Taylor Swift confesses recording a 10-minute version of "All Too Well"

MUMBAI: One day after Taylor Swift confirmed she has started re-recording her old hit songs, she revealed surprising new details about an early version of the fan-favorite ballad "All Too Well."

On Rolling Stone's 500 Greatest Albums podcast on Tuesday, Nov. 17, Taylor explained that "All Too Well," the first song she wrote for her 2012 alum Red, began with ad-libbing in the studio.

She said, "It included the F-word and basically I remember my sound guy was like, 'Hey, I burned a CD of that thing that you were doing in case you want it.' And I was like, 'Sure.'"

The superstar continued, "I ended up taking it home and listening to it. And I was like, 'I actually really like this but it definitely is like 10 minutes long and I need to pare it down.'"

She and songwriter Liz Rose edited about seven extra verses down before releasing it, "but that was a very serendipitous creation of a song," Taylor said.

Now Swifties are wondering if we'll ever get to hear the extended, explicit version of the long-adored number, which is rumored to be about ex Jake Gyllenhaal.

Sure, Red came out eight years ago, but it's still hailed as one of the best—if not the best—albums she's made. That's according to Rolling Stone, which ranked Red no. 99 in its 500 Greatest Albums of All Time list.
On the new podcast, the "Cardigan" singer continued her deep-dive by calling Red her "only true breakup album."

As Taylor put it, "Every other album has flickers of different things. But this was an album that I wrote specifically about like a pure, absolute to the core heartbreak."

Taylor compared her vacillating feelings during a breakup to the work of modern artist Jackson Pollock. "I really do see this album as like my splatter paint album," she said. "Just like using all the colors and throwing it at the wall and seeing what sticks."
The 30-year-old admitted that's why critics and fans have poked fun at the album for not being sonically cohesive. "It was absolutely not cohesive. But it was sort of a metaphor for how messy a real breakup is," she confessed.

But by being "in full exploration mode" while writing the songs, it ultimately helped her transition from country to pop. "Red was the reason why 1989 happened," she explained.

In fact, Red kick-started a sequence of highly diverse eras for the singer, including the synth-pop of 1989, the rap lyrics of Reputation, the retro pop-rock of Lover and the alt sound of Folklore.

The "Cruel Summer" artist explained, "At 22, I was already watching newer, cooler artists come out every week. And I was already feeling like, you know, 'S-t, I'm on my fourth record, what can I offer people?'... I was like 'No, you know what? I don't want this to be the part of me that just sort of stays in this one place musically forever and bores people to death.'"

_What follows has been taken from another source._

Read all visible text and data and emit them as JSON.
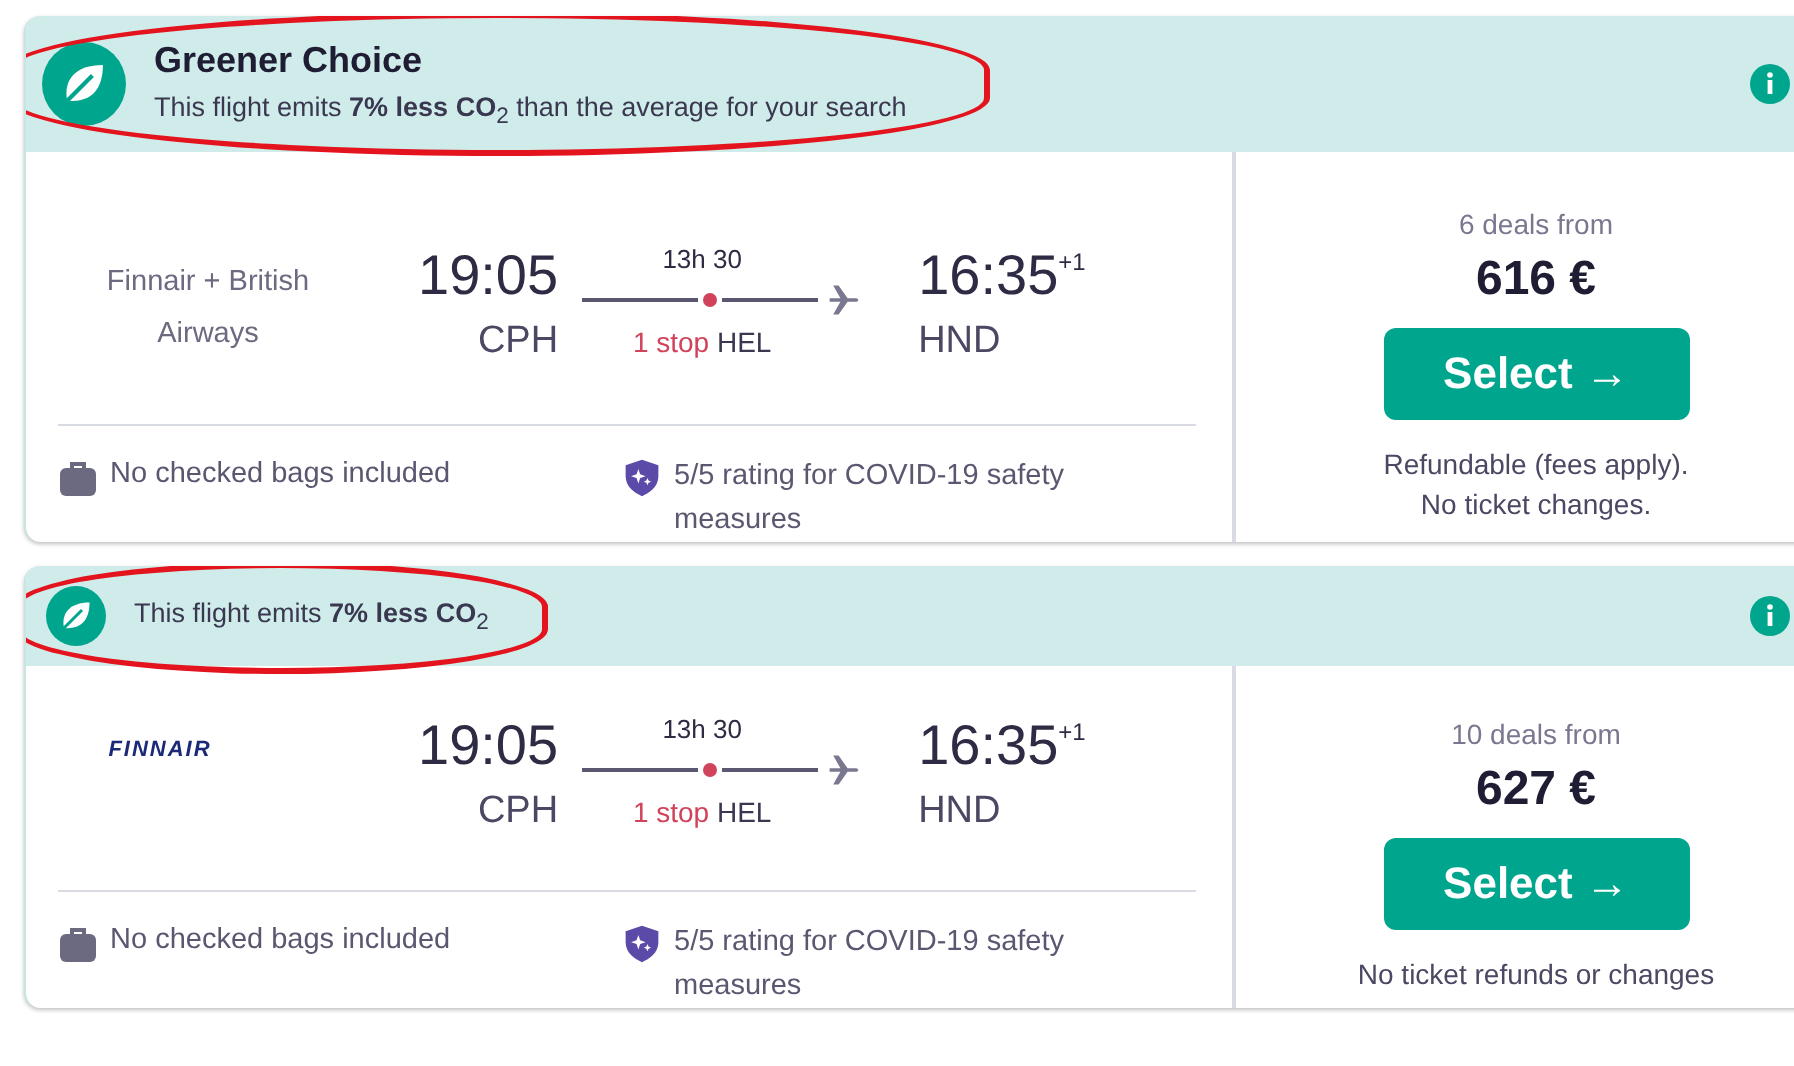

Taylor added, "It was an interesting sort of wrestling match with my own fears of remaining stagnant that made Red the kind of joy ride that it ended up being."

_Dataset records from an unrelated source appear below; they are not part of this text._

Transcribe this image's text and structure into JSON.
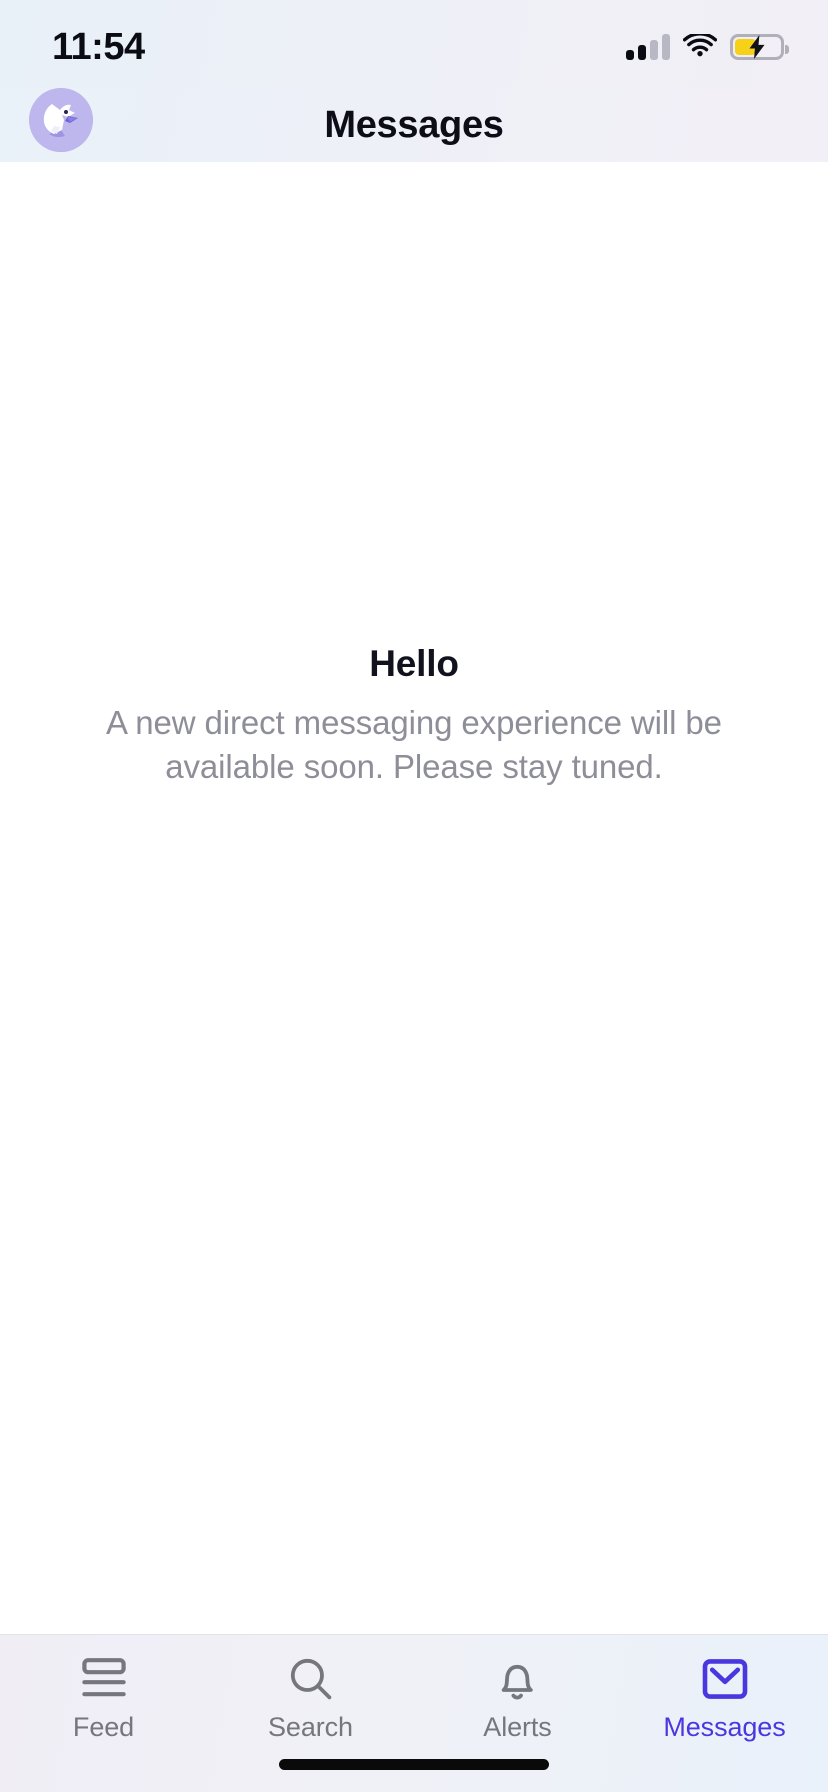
{
  "status_bar": {
    "time": "11:54",
    "cellular_icon": "cellular-signal-icon",
    "cellular_bars_filled": 2,
    "cellular_bars_total": 4,
    "wifi_icon": "wifi-icon",
    "battery_icon": "battery-charging-icon",
    "battery_level_percent": 44,
    "battery_charging": true,
    "battery_color": "#f7d117"
  },
  "nav_bar": {
    "avatar_icon": "eagle-avatar-icon",
    "title": "Messages"
  },
  "main": {
    "empty_state": {
      "title": "Hello",
      "subtitle": "A new direct messaging experience will be available soon. Please stay tuned."
    }
  },
  "tab_bar": {
    "active_color": "#4b37e0",
    "inactive_color": "#76767f",
    "tabs": [
      {
        "label": "Feed",
        "icon": "feed-icon",
        "active": false
      },
      {
        "label": "Search",
        "icon": "search-icon",
        "active": false
      },
      {
        "label": "Alerts",
        "icon": "bell-icon",
        "active": false
      },
      {
        "label": "Messages",
        "icon": "envelope-icon",
        "active": true
      }
    ]
  },
  "home_indicator": "home-indicator"
}
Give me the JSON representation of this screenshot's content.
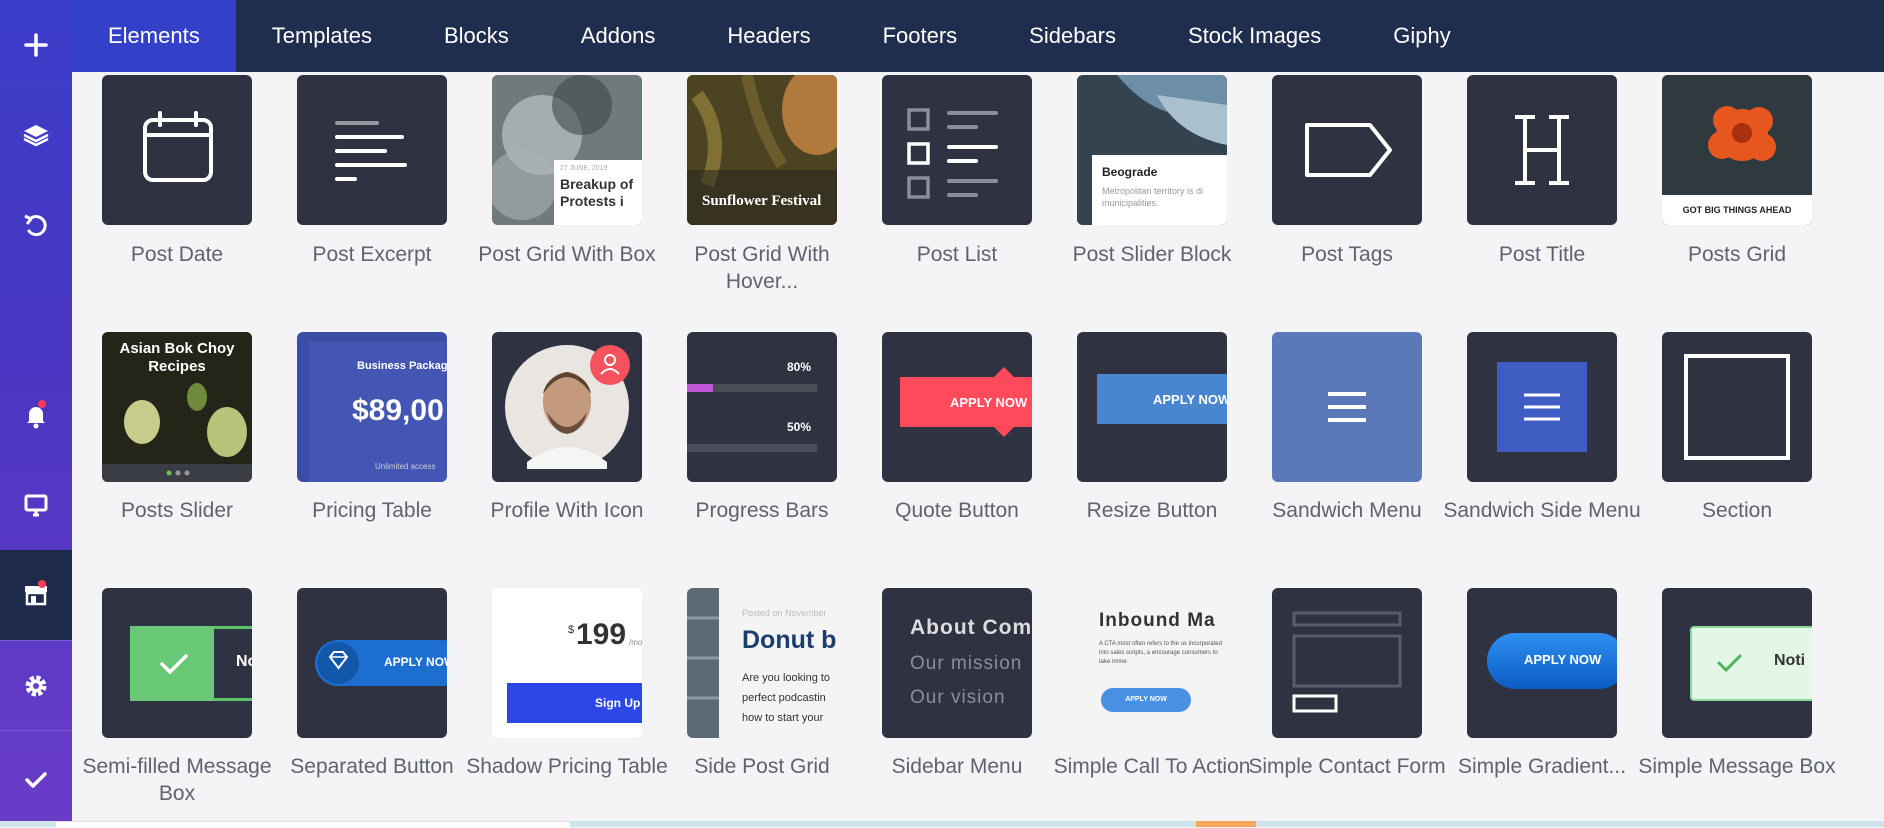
{
  "sidebar": {
    "icons": [
      "plus-icon",
      "layers-icon",
      "undo-icon",
      "bell-icon",
      "monitor-icon",
      "store-icon",
      "gear-icon",
      "check-icon"
    ]
  },
  "tabs": [
    "Elements",
    "Templates",
    "Blocks",
    "Addons",
    "Headers",
    "Footers",
    "Sidebars",
    "Stock Images",
    "Giphy"
  ],
  "elements": {
    "row1": [
      "Post Date",
      "Post Excerpt",
      "Post Grid With Box",
      "Post Grid With Hover...",
      "Post List",
      "Post Slider Block",
      "Post Tags",
      "Post Title",
      "Posts Grid"
    ],
    "row2": [
      "Posts Slider",
      "Pricing Table",
      "Profile With Icon",
      "Progress Bars",
      "Quote Button",
      "Resize Button",
      "Sandwich Menu",
      "Sandwich Side Menu",
      "Section"
    ],
    "row3": [
      "Semi-filled Message Box",
      "Separated Button",
      "Shadow Pricing Table",
      "Side Post Grid",
      "Sidebar Menu",
      "Simple Call To Action",
      "Simple Contact Form",
      "Simple Gradient...",
      "Simple Message Box"
    ]
  },
  "thumbs": {
    "grid_with_box_date": "27 JUNE, 2019",
    "grid_with_box_title": "Breakup of Protests i",
    "sunflower": "Sunflower Festival",
    "beograde_title": "Beograde",
    "beograde_text": "Metropolitan territory is di municipalities.",
    "posts_grid_caption": "GOT BIG THINGS AHEAD",
    "asian": "Asian Bok Choy Recipes",
    "pricing_pkg": "Business Package",
    "pricing_price": "$89,00",
    "pricing_unlimited": "Unlimited access",
    "progress_80": "80%",
    "progress_50": "50%",
    "progress_80_level": 0.8,
    "progress_50_level": 0.5,
    "apply_now": "APPLY NOW",
    "shadow_price": "199",
    "shadow_currency": "$",
    "shadow_per": "/mo",
    "shadow_signup": "Sign Up",
    "side_posted": "Posted on November",
    "side_title": "Donut b",
    "side_text": "Are you looking to perfect podcastin how to start your",
    "about": "About Com",
    "mission": "Our mission",
    "vision": "Our vision",
    "inbound": "Inbound Ma",
    "inbound_text": "A CTA most often refers to the us incorporated into sales scripts, a encourage consumers to take imme",
    "inbound_btn": "APPLY NOW",
    "notif": "Noti",
    "semi_text": "No"
  },
  "colors": {
    "sidebar_top": "#3a3dc9",
    "topbar": "#1f2d4e",
    "active_tab": "#3340c9",
    "tile_dark": "#2f3240",
    "quote_red": "#ff4a5c",
    "resize_blue": "#4a86d0",
    "sandwich_blue": "#5b78b8",
    "sandwich_side_blue": "#3f5cc2"
  }
}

Getting to toe the line between country and pop in the 2012 album made her feel like she could "exist in both worlds." She remains proud of her country roots, but venturing beyond the walls of Nashville gave her a new kind of bravery.

"I started to feel like am I allowed to color outside the lines here and it really was amazing on Red to realize, like, 'Oh, I'm allowed in these rooms,'" she said. "I will always look back on it and just think, ‘Wow, that was really that was really sort of the beginning of everything that I'm doing now.'"

As fans know, her latest album Folklore was written during quarantine and dropped in July. It's the second album she's made that she outright owns, since she joined Republic Records and Universal Music Group in 2018.

This week, her fight to own the masters of her first six albums took a new turn. She addressed rumors on Monday, Nov. 16, that music manager Scooter Braun sold Big Machine Label Group, which includes her old masters, to a private equity firm. Taylor said, "This was the second time my music has been sold without my knowledge," and confirmed that re-recording her classics is well underway.

Taylor revealed, "I have recently begun re-recording my older music and it has already proven to be both exciting and creatively fulfilling." So it's possible fans will get to hear her 2020 take on "All Too Well" in no timely at all.